Here's a clue for the antiwar Left. It's not war per se that is primitive. It's the tyrannical and uncivilized societies which sometimes cause wars to be necessary that are primitive.

If antiwar liberals are truly interested in ridding the world of war, they need to forget any childish notion about ending it now or in the foreseeable future and concentrate instead on a more distant future. The best way to one day end war, or at least to make it rare, would be to ultimately democratize every country in the world. Since modern, mature democracies usually generate a reasonable level of prosperity, maintain the rule of law and are set up with a decentralization of power which prevents the rise of power-mad tyrants like Saddam Hussein, they generally have no reason to wage war against one another.

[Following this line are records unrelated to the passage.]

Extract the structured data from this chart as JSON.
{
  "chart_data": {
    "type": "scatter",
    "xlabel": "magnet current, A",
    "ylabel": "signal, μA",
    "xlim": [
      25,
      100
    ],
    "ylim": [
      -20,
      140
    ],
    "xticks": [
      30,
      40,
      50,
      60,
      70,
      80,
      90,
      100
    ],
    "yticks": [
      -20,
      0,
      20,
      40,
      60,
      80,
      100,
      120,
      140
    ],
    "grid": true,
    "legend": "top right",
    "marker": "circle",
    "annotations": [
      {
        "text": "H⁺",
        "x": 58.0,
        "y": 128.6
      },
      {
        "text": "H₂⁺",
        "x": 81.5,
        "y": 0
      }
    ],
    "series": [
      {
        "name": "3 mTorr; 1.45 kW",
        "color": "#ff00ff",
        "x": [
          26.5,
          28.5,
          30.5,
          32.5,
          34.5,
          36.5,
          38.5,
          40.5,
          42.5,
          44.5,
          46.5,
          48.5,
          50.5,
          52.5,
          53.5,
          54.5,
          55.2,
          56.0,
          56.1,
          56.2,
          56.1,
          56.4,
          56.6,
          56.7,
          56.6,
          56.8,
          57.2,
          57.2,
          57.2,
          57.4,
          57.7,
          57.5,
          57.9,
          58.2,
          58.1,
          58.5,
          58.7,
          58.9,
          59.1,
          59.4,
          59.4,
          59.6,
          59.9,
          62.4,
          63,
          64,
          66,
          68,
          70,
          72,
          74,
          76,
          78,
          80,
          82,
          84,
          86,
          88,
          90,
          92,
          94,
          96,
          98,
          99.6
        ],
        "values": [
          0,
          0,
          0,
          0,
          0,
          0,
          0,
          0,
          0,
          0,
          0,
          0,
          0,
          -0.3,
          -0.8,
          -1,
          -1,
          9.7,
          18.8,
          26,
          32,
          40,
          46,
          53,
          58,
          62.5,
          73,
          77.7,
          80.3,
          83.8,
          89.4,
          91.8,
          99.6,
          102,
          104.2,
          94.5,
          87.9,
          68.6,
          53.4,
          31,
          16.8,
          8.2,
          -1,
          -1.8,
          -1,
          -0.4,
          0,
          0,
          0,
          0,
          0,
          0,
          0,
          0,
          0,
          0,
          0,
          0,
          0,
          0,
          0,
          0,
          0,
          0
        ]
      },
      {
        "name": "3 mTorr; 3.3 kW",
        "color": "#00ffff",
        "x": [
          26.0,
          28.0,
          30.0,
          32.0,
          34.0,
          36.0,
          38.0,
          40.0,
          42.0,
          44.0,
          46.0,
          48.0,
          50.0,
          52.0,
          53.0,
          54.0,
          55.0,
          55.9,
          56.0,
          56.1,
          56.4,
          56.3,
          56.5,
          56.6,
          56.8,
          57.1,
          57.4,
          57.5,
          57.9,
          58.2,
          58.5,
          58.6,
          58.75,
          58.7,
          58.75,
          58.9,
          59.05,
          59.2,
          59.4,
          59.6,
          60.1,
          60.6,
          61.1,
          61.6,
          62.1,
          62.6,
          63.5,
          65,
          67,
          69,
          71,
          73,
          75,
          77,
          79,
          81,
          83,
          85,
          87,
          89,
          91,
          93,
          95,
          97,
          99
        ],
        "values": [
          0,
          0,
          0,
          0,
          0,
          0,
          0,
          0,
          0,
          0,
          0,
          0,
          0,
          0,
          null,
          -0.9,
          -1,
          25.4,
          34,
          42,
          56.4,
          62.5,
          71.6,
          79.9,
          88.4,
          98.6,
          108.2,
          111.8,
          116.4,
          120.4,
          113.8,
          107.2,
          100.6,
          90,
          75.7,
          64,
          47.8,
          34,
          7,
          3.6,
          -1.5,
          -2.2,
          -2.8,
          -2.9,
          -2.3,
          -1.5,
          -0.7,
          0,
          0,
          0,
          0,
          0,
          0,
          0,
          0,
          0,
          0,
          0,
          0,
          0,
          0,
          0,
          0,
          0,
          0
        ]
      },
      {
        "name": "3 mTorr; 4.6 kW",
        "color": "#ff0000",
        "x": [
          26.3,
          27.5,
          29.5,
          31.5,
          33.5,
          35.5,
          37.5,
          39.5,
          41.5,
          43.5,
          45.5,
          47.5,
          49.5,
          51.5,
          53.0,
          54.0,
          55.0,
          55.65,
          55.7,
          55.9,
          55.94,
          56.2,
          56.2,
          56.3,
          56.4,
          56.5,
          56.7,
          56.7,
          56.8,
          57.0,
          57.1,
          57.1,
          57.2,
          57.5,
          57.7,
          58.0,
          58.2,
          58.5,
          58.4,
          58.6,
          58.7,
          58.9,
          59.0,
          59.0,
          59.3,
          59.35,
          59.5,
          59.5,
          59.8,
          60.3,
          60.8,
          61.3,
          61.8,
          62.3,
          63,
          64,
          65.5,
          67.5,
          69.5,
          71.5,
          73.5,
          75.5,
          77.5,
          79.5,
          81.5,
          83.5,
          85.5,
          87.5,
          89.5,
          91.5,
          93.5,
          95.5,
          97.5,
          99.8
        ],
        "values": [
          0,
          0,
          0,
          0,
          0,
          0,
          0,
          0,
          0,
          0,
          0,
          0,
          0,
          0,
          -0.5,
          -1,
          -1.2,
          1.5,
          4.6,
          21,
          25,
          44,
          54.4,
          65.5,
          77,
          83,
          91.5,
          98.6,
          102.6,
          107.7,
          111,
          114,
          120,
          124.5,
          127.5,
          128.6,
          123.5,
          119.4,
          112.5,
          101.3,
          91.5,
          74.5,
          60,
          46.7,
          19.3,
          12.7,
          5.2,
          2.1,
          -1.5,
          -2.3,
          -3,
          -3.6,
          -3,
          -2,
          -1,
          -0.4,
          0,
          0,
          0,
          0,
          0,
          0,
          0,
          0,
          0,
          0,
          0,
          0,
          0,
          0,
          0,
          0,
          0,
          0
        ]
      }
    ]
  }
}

What antiwar liberals don't understand is that the war in Iraq is an attempt to move the world in that direction by beginning the democratization of a region that has been so profoundly resistant to it and as a result has been so unable to get along peacefully either with itself or with the surrounding world.

If you have any interest in the Middle East becoming a more civilized and less primitive place, there's no reason to listen to the advice of antiwar liberals since their track record for opposing totalitarianism isn't exactly sparkling. For instance, they basically had zero interest in opposing communism, an ideology which they saw as little more than an alternative lifestyle, but which in reality was an evil totalitarian force that killed over 100 million people during the 20th century.

So forget about their pathetic tantrums and protestations over the 2,000th death in Iraq. When it comes to the business of opposing evil in the world, it's fair to say that the antiwar Left's slogan should be: We just sighed and millions died.